Hugo Chavez and the Bolivarian Revolution by Richard Gott
Author:Richard Gott
Language: eng
Format: epub
Tags: Hugo Chávez and the Bolivarian Revolution
ISBN: 9781844677115
Publisher: Verso Books
Published: 2011-11-15T16:00:00+00:00
24
DIVISIONS OVER THE ECONOMIC PROGRAMME
Venezuela may enjoy huge oil revenues, but these have traditionally been mopped up by a tiny percentage of the population. The great majority of the country is permanently poor and hungry. While the top 10 per cent of the population of 23 million receives half the national income, 40 per cent (according to an estimate of 1995) lives in ‘critical poverty’. 80 per cent (according to the figures for 1996) earns the minimum wage or under. As if this was not bad enough, the situation has been growing dramatically worse. Real purchasing power declined by 35 per cent between 1989 and 1995.
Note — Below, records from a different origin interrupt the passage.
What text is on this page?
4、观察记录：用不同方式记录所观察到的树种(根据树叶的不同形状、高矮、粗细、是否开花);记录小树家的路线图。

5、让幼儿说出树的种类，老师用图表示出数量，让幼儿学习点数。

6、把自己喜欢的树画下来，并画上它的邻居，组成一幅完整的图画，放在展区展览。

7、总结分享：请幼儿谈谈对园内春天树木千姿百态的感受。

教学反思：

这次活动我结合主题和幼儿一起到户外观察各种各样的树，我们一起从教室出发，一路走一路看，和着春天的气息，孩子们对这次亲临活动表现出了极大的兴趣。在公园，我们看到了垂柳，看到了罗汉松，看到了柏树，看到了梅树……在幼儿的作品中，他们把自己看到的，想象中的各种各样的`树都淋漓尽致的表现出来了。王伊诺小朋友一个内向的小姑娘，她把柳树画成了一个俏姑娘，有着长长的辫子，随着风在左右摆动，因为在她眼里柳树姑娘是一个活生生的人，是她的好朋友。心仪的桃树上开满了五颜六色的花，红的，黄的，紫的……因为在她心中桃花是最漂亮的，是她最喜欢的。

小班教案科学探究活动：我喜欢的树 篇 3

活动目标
These statistics were well known to Chávez and his government, and he would constantly tell foreign visitors how difficult it was to explain how such a rich country could at the same time be so desperately poor. He was also aware that he could wave no magic wand. Much of his time has been spent, with Christian rhetoric, in urging the poor to be patient, and the rich to acquire some sense of solidarity with the people with whom they are obliged to share the country.
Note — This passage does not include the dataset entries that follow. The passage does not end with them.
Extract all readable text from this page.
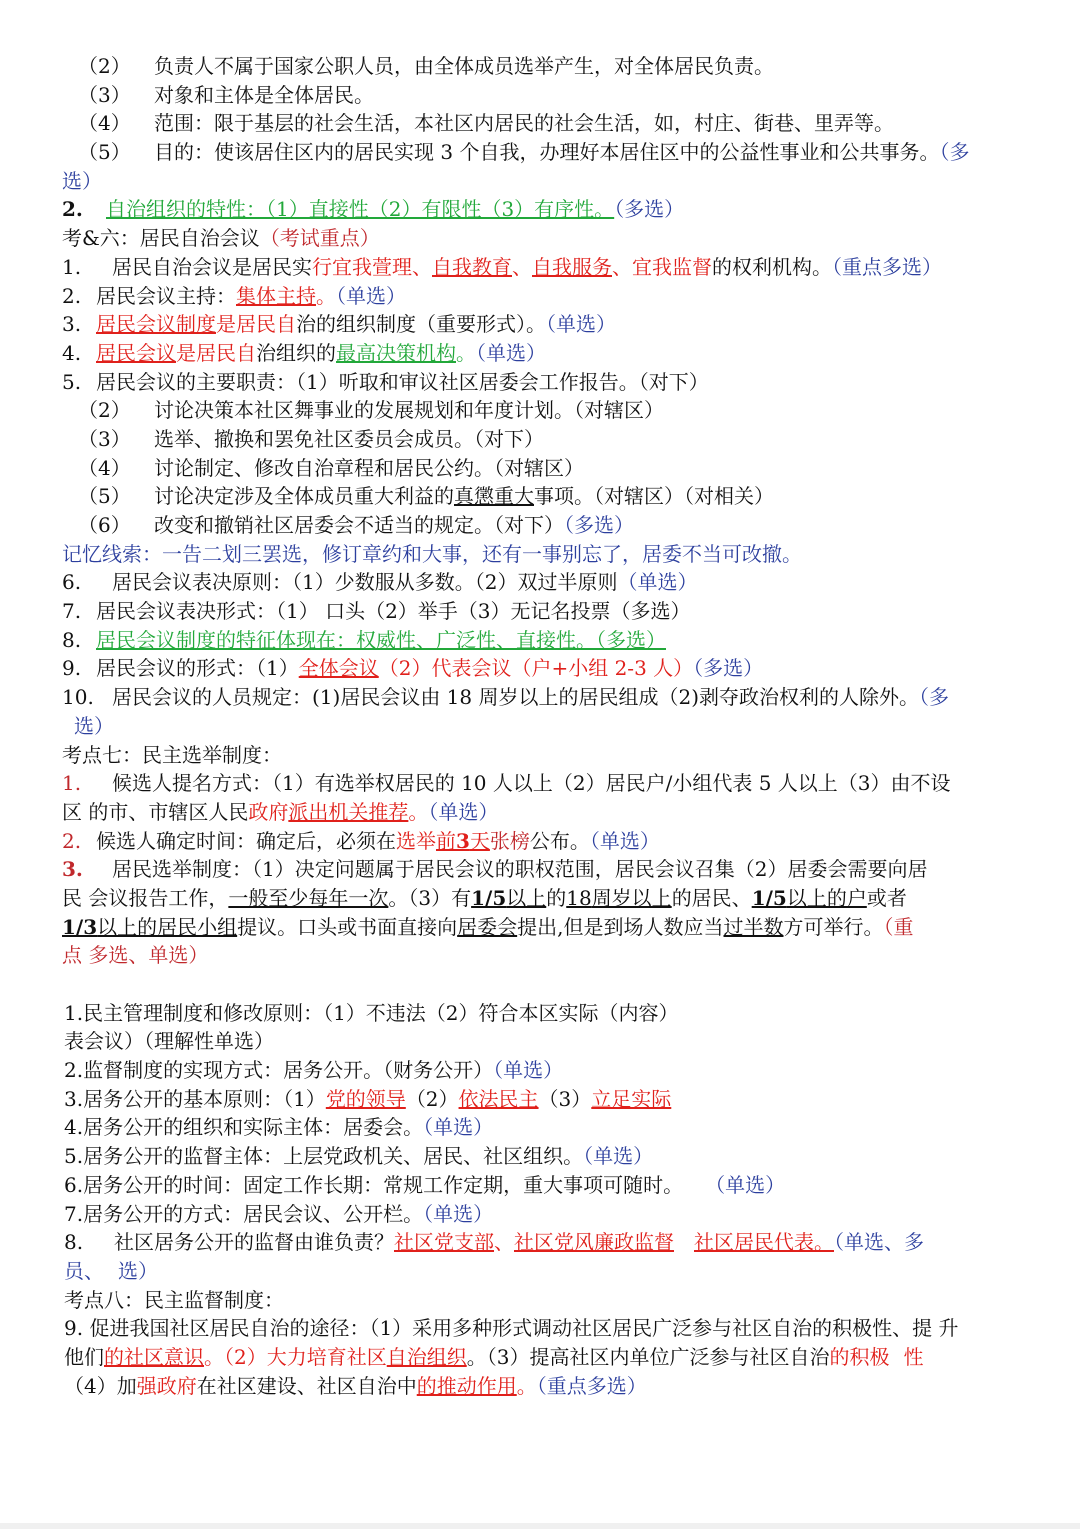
（2） 负责人不属于国家公职人员，由全体成员选举产生，对全体居民负责。
（3） 对象和主体是全体居民。
（4） 范围：限于基层的社会生活，本社区内居民的社会生活，如，村庄、街巷、里弄等。
（5） 目的：使该居住区内的居民实现 3 个自我，办理好本居住区中的公益性事业和公共事务。（多
选）
2. 自治组织的特性：（1）直接性（2）有限性（3）有序性。（多选）
考&六：居民自治会议（考试重点）
1. 居民自治会议是居民实行宜我萱理、自我教育、自我服务、宜我监督的权利机构。（重点多选）
2. 居民会议主持：集体主持。（单选）
3. 居民会议制度是居民自治的组织制度（重要形式）。（单选）
4. 居民会议是居民自治组织的最高决策机构。（单选）
5. 居民会议的主要职责：（1）听取和审议社区居委会工作报告。（对下）
（2） 讨论决策本社区舞事业的发展规划和年度计划。（对辖区）
（3） 选举、撤换和罢免社区委员会成员。（对下）
（4） 讨论制定、修改自治章程和居民公约。（对辖区）
（5） 讨论决定涉及全体成员重大利益的真懲重大事项。（对辖区）（对相关）
（6） 改变和撤销社区居委会不适当的规定。（对下）（多选）
记忆线索：一告二划三罢选，修订章约和大事，还有一事别忘了，居委不当可改撤。
6. 居民会议表决原则：（1）少数服从多数。（2）双过半原则（单选）
7. 居民会议表决形式：（1） 口头（2）举手（3）无记名投票（多选）
8. 居民会议制度的特征体现在：权威性、广泛性、直接性。（多选）
9. 居民会议的形式：（1）全体会议（2）代表会议（户+小组 2-3 人）（多选）
10. 居民会议的人员规定：(1)居民会议由 18 周岁以上的居民组成（2)剥夺政治权利的人除外。（多
选）
考点七：民主选举制度：
1. 候选人提名方式：（1）有选举权居民的 10 人以上（2）居民户/小组代表 5 人以上（3）由不设
区 的市、市辖区人民政府派出机关推荐。（单选）
2. 候选人确定时间：确定后，必须在选举前3天张榜公布。（单选）
3. 居民选举制度：（1）决定问题属于居民会议的职权范围，居民会议召集（2）居委会需要向居
民 会议报告工作，一般至少每年一次。（3）有1/5以上的18周岁以上的居民、1/5以上的户或者
1/3以上的居民小组提议。口头或书面直接向居委会提出,但是到场人数应当过半数方可举行。（重
点 多选、单选）
1.民主管理制度和修改原则：（1）不违法（2）符合本区实际（内容）
表会议）（理解性单选）
2.监督制度的实现方式：居务公开。（财务公开）（单选）
3.居务公开的基本原则：（1）党的领导（2）依法民主（3）立足实际
4.居务公开的组织和实际主体：居委会。（单选）
5.居务公开的监督主体：上层党政机关、居民、社区组织。（单选）
6.居务公开的时间：固定工作长期：常规工作定期，重大事项可随时。 （单选）
7.居务公开的方式：居民会议、公开栏。（单选）
8. 社区居务公开的监督由谁负责？社区党支部、社区党风廉政监督 社区居民代表。（单选、多
员、 选）
考点八：民主监督制度：
9. 促进我国社区居民自治的途径：（1）采用多种形式调动社区居民广泛参与社区自治的积极性、提 升
他们的社区意识。（2）大力培育社区自治组织。（3）提高社区内单位广泛参与社区自治的积极 性
（4）加强政府在社区建设、社区自治中的推动作用。（重点多选）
Yet although disguised and not fully formulated in the early years, the government’s economic policy has never been in doubt. In spite of the powerful rhetoric against neo-liberalism, Chávez has always been interested in securing foreign investment. He has sought to steer a difficult and almost impossible course, telling his nationalist country what it has wanted to hear, and making the right kind of reassuring noises that would not frighten the foreign investor. In this, of course, he has the warm support of Castro. According to Fausto Masó, a usually wellinformed journalist, Castro had told Chávez that his own principal preoccupation was ‘to secure the last US dollar for Cuba, because the only revolutionary way to secure development today is to open up the entire country to foreign investors’.
What is good enough for revolutionary Cuba would be fine for Venezuela, and Chávez sought to follow this implicit instruction. John Maisto, the US ambassador in Caracas in 1999, spent much time trying to get the Chávez government to sign the treaty on the promotion and protection of foreign investment that all other Latin American governments have been obliged to sign. Maisto tried to get the treaty signed before the first meeting of the Constitutional Assembly, knowing that the nationalist Assembly would be averse to its terms. He turned out to be knocking at an open door. Chávez’s cabinet quietly agreed to sign, in October, and Chávez ensured that this was done when he was out of the country. ‘He now goes round making speeches guaranteeing stability and investment,’ one disillusioned economist told me.
Yet in Chávez’s first year in office, his radical supporters made no objection to this strategy. Many of them were involved with another project, debating in the Constitutional Assembly the parameters of a future economic policy rather than contemplating the here-and-now. A strong element in their programme was the encouragement of local investors.